I have to admit, in the days leading up to the holiday I began to get more and more depressed. I had naively convinced myself that we would be home within days so to be spending our very first holiday as parents in the hospital felt like something I couldn’t face.
I woke that morning with an immense sadness weighing down my chest. My heart hurt. I felt hopeless. I wondered if we were ever going to get to bring our little man home. I was angry that we weren’t at home building our traditions. I felt angry thinking of all of the families sitting around the table, toasting with their glasses of wine and plates full of turkey. I was feeling a lot of mixed up emotions and none of them were thankful.

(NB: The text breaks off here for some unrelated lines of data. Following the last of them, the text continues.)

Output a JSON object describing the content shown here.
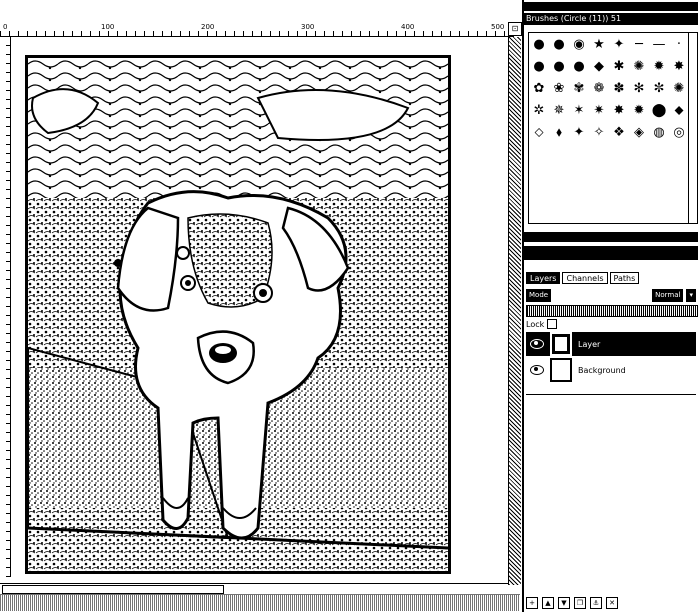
{
  "ruler": {
    "ticks": [
      "0",
      "100",
      "200",
      "300",
      "400",
      "500"
    ]
  },
  "canvas": {
    "nav_glyph": "⊡"
  },
  "brushes": {
    "header": "Brushes (Circle (11)) 51"
  },
  "panel_bars": {
    "bar1": "",
    "bar2": ""
  },
  "layers": {
    "tabs": [
      "Layers",
      "Channels",
      "Paths"
    ],
    "mode": "Mode",
    "mode_value": "Normal",
    "lock_label": "Lock",
    "items": [
      {
        "name": "Layer"
      },
      {
        "name": "Background"
      }
    ]
  },
  "icons": {
    "visible": "eye-icon",
    "buttons": [
      "new-layer-icon",
      "raise-icon",
      "lower-icon",
      "duplicate-icon",
      "anchor-icon",
      "delete-icon"
    ]
  }
}
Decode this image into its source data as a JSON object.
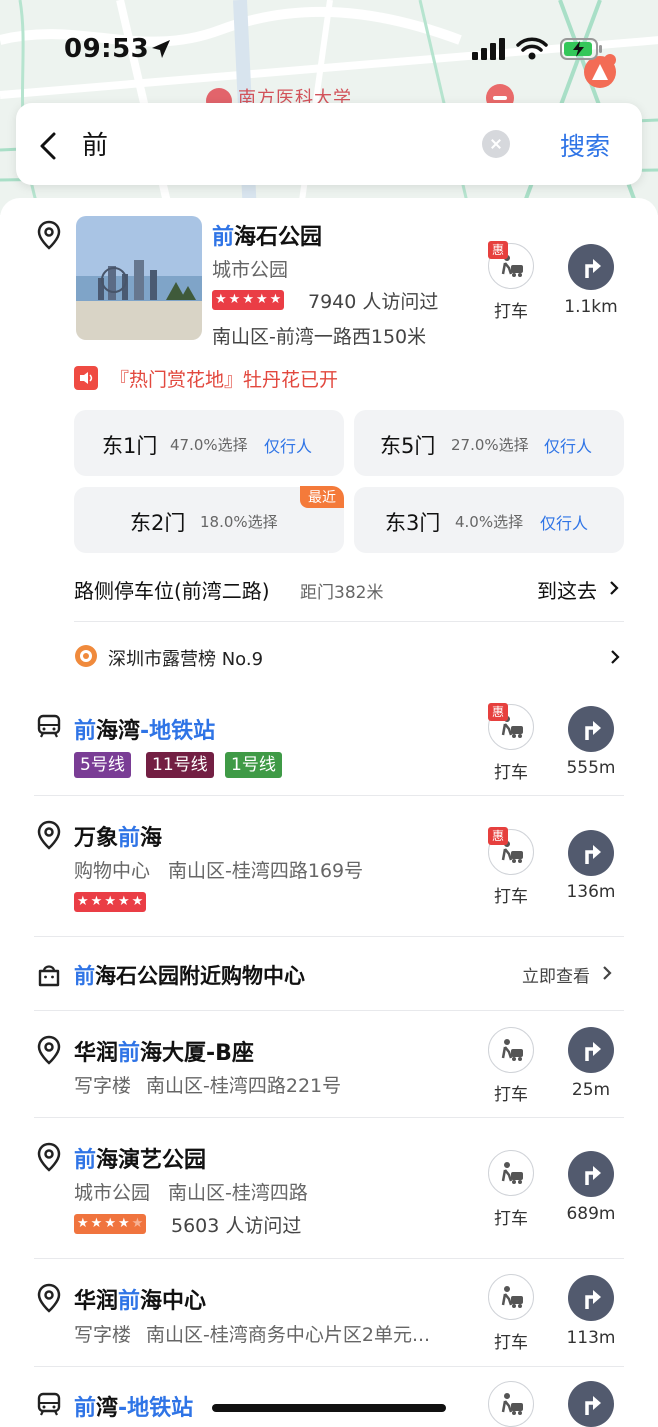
{
  "status_bar": {
    "time": "09:53"
  },
  "map": {
    "label_top": "南方医科大学"
  },
  "search": {
    "query": "前",
    "submit": "搜索"
  },
  "featured": {
    "name_hl": "前",
    "name_rest": "海石公园",
    "category": "城市公园",
    "rating_stars": 5,
    "visitors": "7940 人访问过",
    "address": "南山区-前湾一路西150米",
    "promo": "『热门赏花地』牡丹花已开",
    "taxi_label": "打车",
    "taxi_badge": "惠",
    "distance": "1.1km",
    "gates": [
      {
        "name": "东1门",
        "pct": "47.0%选择",
        "mode": "仅行人",
        "badge": ""
      },
      {
        "name": "东5门",
        "pct": "27.0%选择",
        "mode": "仅行人",
        "badge": ""
      },
      {
        "name": "东2门",
        "pct": "18.0%选择",
        "mode": "",
        "badge": "最近"
      },
      {
        "name": "东3门",
        "pct": "4.0%选择",
        "mode": "仅行人",
        "badge": ""
      }
    ],
    "parking": {
      "name": "路侧停车位(前湾二路)",
      "distance": "距门382米",
      "action": "到这去"
    },
    "ranking": "深圳市露营榜 No.9"
  },
  "results": [
    {
      "pre": "",
      "hl": "前",
      "post": "海湾",
      "suffix": "-地铁站",
      "icon": "metro-icon",
      "lines": [
        "5号线",
        "11号线",
        "1号线"
      ],
      "taxi_badge": "惠",
      "taxi": "打车",
      "distance": "555m"
    },
    {
      "pre": "万象",
      "hl": "前",
      "post": "海",
      "icon": "pin-icon",
      "category": "购物中心",
      "address": "南山区-桂湾四路169号",
      "rating_stars": 5,
      "taxi_badge": "惠",
      "taxi": "打车",
      "distance": "136m"
    },
    {
      "hl": "前",
      "post": "海石公园附近购物中心",
      "icon": "shopping-bag-icon",
      "action": "立即查看"
    },
    {
      "pre": "华润",
      "hl": "前",
      "post": "海大厦-B座",
      "icon": "pin-icon",
      "category": "写字楼",
      "address": "南山区-桂湾四路221号",
      "taxi": "打车",
      "distance": "25m"
    },
    {
      "pre": "",
      "hl": "前",
      "post": "海演艺公园",
      "icon": "pin-icon",
      "category": "城市公园",
      "address": "南山区-桂湾四路",
      "rating_stars": 4.5,
      "visitors": "5603 人访问过",
      "taxi": "打车",
      "distance": "689m"
    },
    {
      "pre": "华润",
      "hl": "前",
      "post": "海中心",
      "icon": "pin-icon",
      "category": "写字楼",
      "address": "南山区-桂湾商务中心片区2单元...",
      "taxi": "打车",
      "distance": "113m"
    },
    {
      "pre": "",
      "hl": "前",
      "post": "湾",
      "suffix": "-地铁站",
      "icon": "metro-icon"
    }
  ],
  "colors": {
    "accent": "#2f74e6",
    "rating": "#ea3d45",
    "rating_alt": "#f0743e",
    "line5": "#7a3d95",
    "line11": "#731f43",
    "line1": "#3f9a46"
  }
}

Then, in walked my parents, who were always there to support us during this difficult time in our lives. They brought with them turkey, stuffing, cranberries, everything to make us a Thanksgiving dinner. Mr. T’s nurses felt like he was strong enough to leave his room and join us in the hospital cafeteria. We packed him up in the infant carrier that sat in our car, unused, and off we went.

We gave thanks in a hospital cafeteria, with a tv in the corner playing “So you think you can dance Canada”. We smiled. We laughed. Mr. T slept while we ate, and he was with us and we couldn’t be happier. We felt like a family.

Sometimes you need to be reminded of what you are thankful for and sometimes those things don’t come wrapped in pretty little packages. Life can kick you in the ass and it’s in those moments when you might need some help to remember your true blessings. My reminder that year came from some of the people in my life who will stand by us, even in our darkest moments.

Hopefully that was the last holiday we will ever spend in a hospital cafeteria. Mr. T was able to come home not long after that and we have spent every Thanksgiving since taking a moment to be grateful for the second chance we were given.